Quello che il Napoli non poteva sapere è che, strada facendo, avrebbe conquistato anche l’affetto della città. Poco importa che la squadra femminile non sia una costola della creatura di De Laurentiis. La proprietà è ugualmente forte e ambiziosa. E le ragazze, italiane e straniere, sono entrate subito nel tessuto cittadino. Accendendo un’inattesa simpatia.

La Lazio Women, invece, è partita in ritardo, quasi nell’ombra. Patron Lotito si è preso il suo tempo per decidere come vivere la sfida al femminile. Diciamo che le ragazze sono state brave a convincere il padre-padrone biancoceleste che l’idea funzionava. E che questa nuova e ambiziosa Lazio che sta lottando per lo scudetto con i maschi non poteva accontentarsi di un ruolo da comparsa nel mondo in rosa. E così, giorno dopo giorno, la Lazio è cresciuta. In mezzi e convinzione. Non segna tantissimo, solo 23 reti ma ha una difesa formidabile che ha subito appena 9 gol. E, di solito, i campionati li vincono le squadre che hanno il pacchetto arretrato più forte.

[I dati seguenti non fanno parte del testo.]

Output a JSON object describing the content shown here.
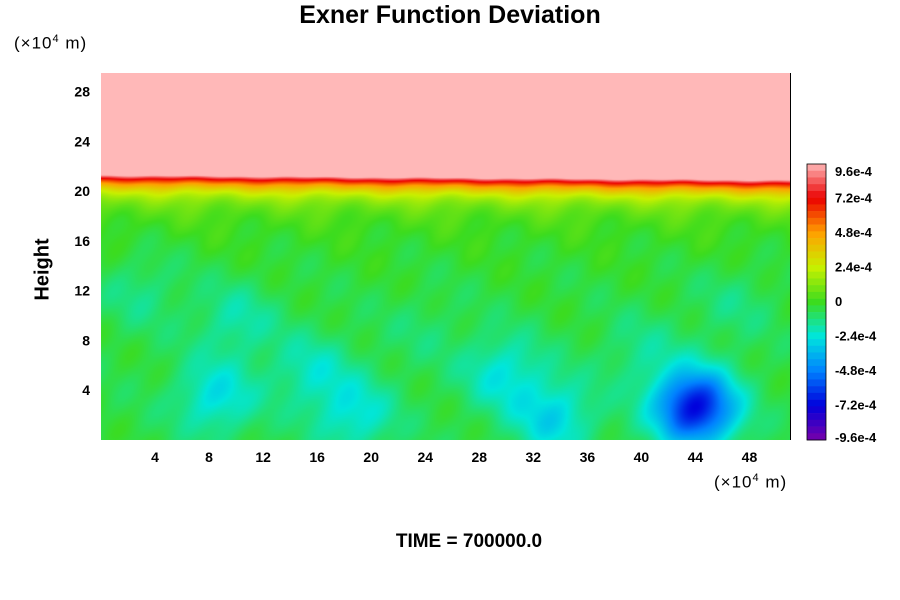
{
  "chart_data": {
    "type": "heatmap",
    "title": "Exner Function Deviation",
    "xlabel": "",
    "ylabel": "Height",
    "x_unit": {
      "prefix": "(×10",
      "exp": "4",
      "suffix": " m)"
    },
    "y_unit": {
      "prefix": "(×10",
      "exp": "4",
      "suffix": " m)"
    },
    "xlim": [
      0,
      51
    ],
    "ylim": [
      0,
      29.5
    ],
    "x_ticks": [
      4,
      8,
      12,
      16,
      20,
      24,
      28,
      32,
      36,
      40,
      44,
      48
    ],
    "y_ticks": [
      4,
      8,
      12,
      16,
      20,
      24,
      28
    ],
    "colorbar": {
      "range": [
        -0.00096,
        0.00096
      ],
      "tick_values": [
        0.00096,
        0.00072,
        0.00048,
        0.00024,
        0,
        -0.00024,
        -0.00048,
        -0.00072,
        -0.00096
      ],
      "tick_labels": [
        "9.6e-4",
        "7.2e-4",
        "4.8e-4",
        "2.4e-4",
        "0",
        "-2.4e-4",
        "-4.8e-4",
        "-7.2e-4",
        "-9.6e-4"
      ]
    },
    "field": {
      "background_value": -5e-05,
      "band_top_height": 21.2,
      "upper_value": 0.00096,
      "band_peak_value": 0.0009,
      "minima": [
        {
          "x": 44,
          "y": 2.6,
          "value": -0.00072
        },
        {
          "x": 8.5,
          "y": 3.4,
          "value": -0.00026
        },
        {
          "x": 18.8,
          "y": 2.0,
          "value": -0.00024
        },
        {
          "x": 33.5,
          "y": 1.8,
          "value": -0.00028
        },
        {
          "x": 29.8,
          "y": 5.4,
          "value": -0.00024
        },
        {
          "x": 15.6,
          "y": 5.5,
          "value": -0.0002
        },
        {
          "x": 10,
          "y": 9.6,
          "value": -0.00018
        },
        {
          "x": 3,
          "y": 12,
          "value": -0.00014
        },
        {
          "x": 40,
          "y": 7,
          "value": -0.00014
        },
        {
          "x": 47,
          "y": 11,
          "value": -0.00012
        },
        {
          "x": 24,
          "y": 9,
          "value": -0.0001
        }
      ]
    }
  },
  "footer": {
    "time_label": "TIME = 700000.0"
  }
}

 La sensazione è che il Napoli abbia già un piede e mezzo in Serie A. Lo dice la classifica (Il San Marino ha quattro punti di ritardo ed è sotto nello scontro diretti) ma lo ribadisce ogni domenica una squadra nata per vincere il torneo. Non a caso, non ha mai sofferto più di tanto i piccoli passi falsi che ha avuto durante la stagione. La Lazio, invece, la promozione probabilmente se la deve ancora conquistare.

Lo scontro diretto di domenica sommato al risultato che otterrà il San Marino (in trasferta contro il Cittadella) non daranno una sentenza definitiva. Ma certo si avranno delle indicazioni interessanti. Restare ai primi due posti, quelli che valgono la Serie A, regala un vantaggio importante. Perché come ricordava il grande politico Giulio Andreotti “il potere logora chi non ce l’ha”.